Most studies (1–8) of patient-controlled epidural analgesia (PCEA) for labor and delivery have used small bolus volumes, ranging from 3 mL of 0.25% bupivacaine (5) to 6 mL of 0.125% bupivacaine (7) plus or minus opioids. Although PCEA achieved a high level of parturient satisfaction, investigators chose to supplement patient self-administration with a continuous epidural infusion or staff-administered boluses as required or both, acknowledging implicitly some insufficiency in the PCEA technique during labor.
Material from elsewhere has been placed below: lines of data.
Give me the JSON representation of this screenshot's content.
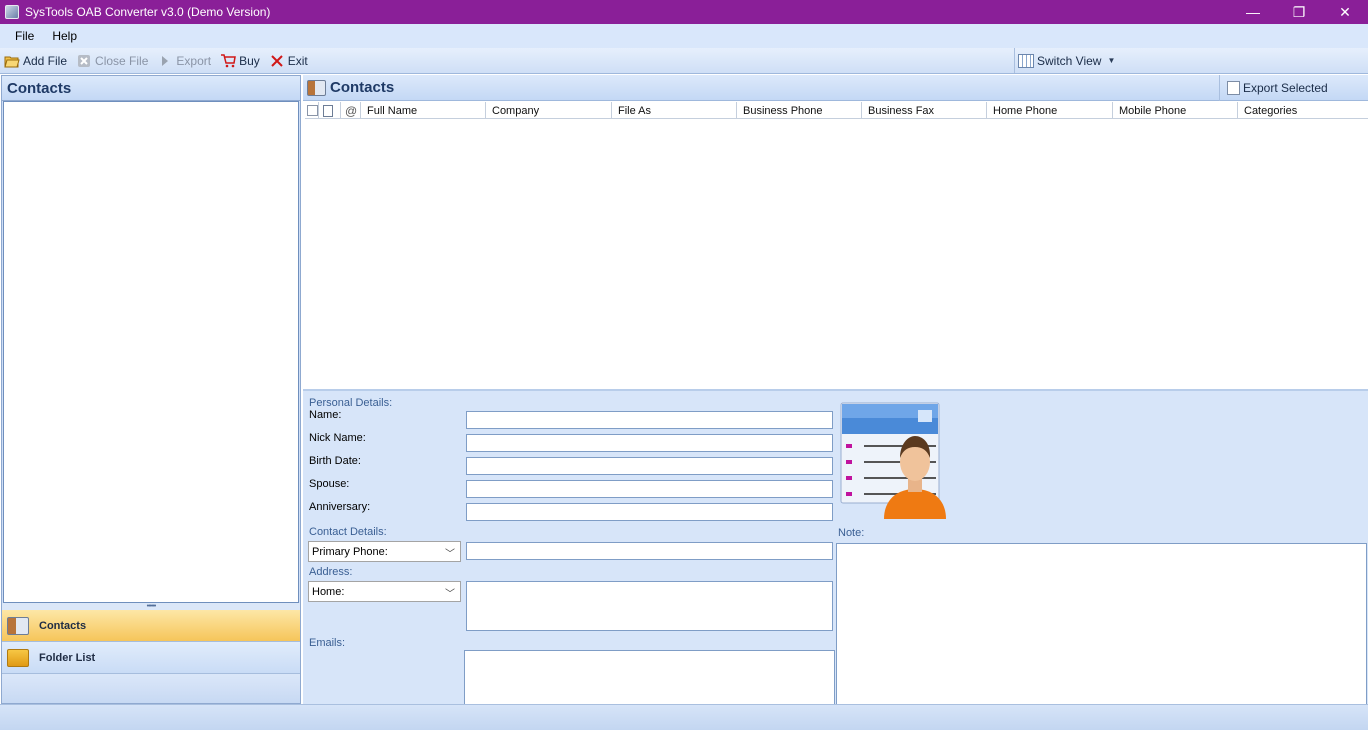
{
  "window": {
    "title": "SysTools OAB Converter v3.0 (Demo Version)",
    "minimize": "—",
    "restore": "❐",
    "close": "✕"
  },
  "menu": {
    "items": [
      "File",
      "Help"
    ]
  },
  "toolbar": {
    "add_file": "Add File",
    "close_file": "Close File",
    "export": "Export",
    "buy": "Buy",
    "exit": "Exit",
    "switch_view": "Switch View"
  },
  "left_panel": {
    "title": "Contacts",
    "nav": {
      "contacts": "Contacts",
      "folder_list": "Folder List"
    }
  },
  "contacts_panel": {
    "title": "Contacts",
    "export_selected": "Export Selected",
    "columns": [
      "Full Name",
      "Company",
      "File As",
      "Business Phone",
      "Business Fax",
      "Home Phone",
      "Mobile Phone",
      "Categories"
    ]
  },
  "details": {
    "personal_label": "Personal Details:",
    "name_label": "Name:",
    "nick_label": "Nick Name:",
    "birth_label": "Birth Date:",
    "spouse_label": "Spouse:",
    "anniversary_label": "Anniversary:",
    "contact_label": "Contact Details:",
    "phone_select": "Primary Phone:",
    "address_label": "Address:",
    "address_select": "Home:",
    "emails_label": "Emails:",
    "note_label": "Note:"
  },
  "colors": {
    "title_bar": "#8a1f98",
    "accent_blue": "#1f3a66",
    "nav_active": "#f6c55a"
  }
}
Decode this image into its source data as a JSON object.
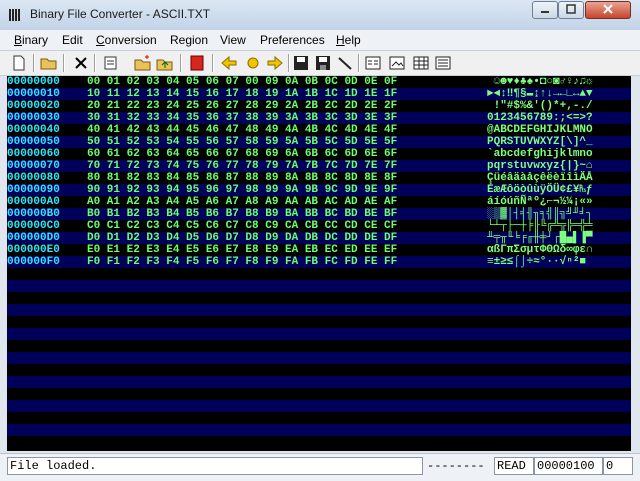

However, the addition of a continuous background infusion did not consistently improve PCEA in this context (6,9), while supplements by the midwife mimicked conventional top-up regimens. For example, 20% (7) to 50% (8) of the parturients enrolled in these trials received one or several supplements of 9 (3,9), 10 (4,8), or 12 mL (7) of 0.25% (3,4,9) or 0.125% bupivacaine (7,8). The efficacy of PCEA with low bolus size may thus not be optimal.
We designed a study to assess whether the use of larger bolus size could improve the comfort of parturients and their satisfaction with analgesia during labor and delivery.
After we received approval by our ethics committee and written, informed consent, 220 parturients of mixed parity, ASA physical status I or II, were enrolled in the study. Women with severe medical or obstetric complications, multiple gestation, contraindication to epidural analgesia, and those who were unable to use the PCEA pump were excluded. Instruction in the use of the PCEA pump took place during the preanesthesia visit, approximately 1 mo before delivery. Parturients were told to press the demand button whenever pain occurred and to expect some relief within 5 to 6 min. No comment was made about the prescribed interval between successful demands. If analgesia was deemed inadequate, supplements could be requested at any time.
Parturients received 500 to 1000 mL 0.9% NaCl IV infusion, followed by insertion of a five-port 20-gauge epidural catheter 4–5 cm into the epidural space at the L3-4 or L4-5 interspace. Catheters were carefully observed, aspirated gently for return of blood or cerebrospinal fluid, then tested by the injection of 2 mL, followed by 5 mL, of 2% lidocaine with epinephrine. After referring to a previously constructed randomization table, the attending anesthesiologist programmed the PCEA pump (APM Abbott, North Chicago, IL) to infuse either a 4-mL bolus dose with a lockout interval of 8 min (4-mL/8-min group;n = 110) or a 12-mL bolus dose with a lockout interval of 25 min (12-mL/25-min group;n = 110). To maintain blinding, the parturient, midwife, and obstetrician were unaware of the group assignment, and evaluation was performed by the midwife. As soon as the PCEA pump was attached to the epidural catheter, oxytocin IV infusion was begun at a rate of 2.5 mU/min, and the rate was increased by 2.5 mU/min every 30–45 min until an adequate labor pattern was achieved. All the epidural catheters were placed for the induction of labor before the onset of painful contractions. Both groups received an epidural solution containing 0.125% bupivacaine, 1:800,000 epinephrine and sufentanil 0.625 μg/mL. There was no background infusion or dose limit. A midwife again instructed the women on PCEA use when they entered the study. Rescue analgesia consisted of 6 mL of 0.25% epidural bupivacaine.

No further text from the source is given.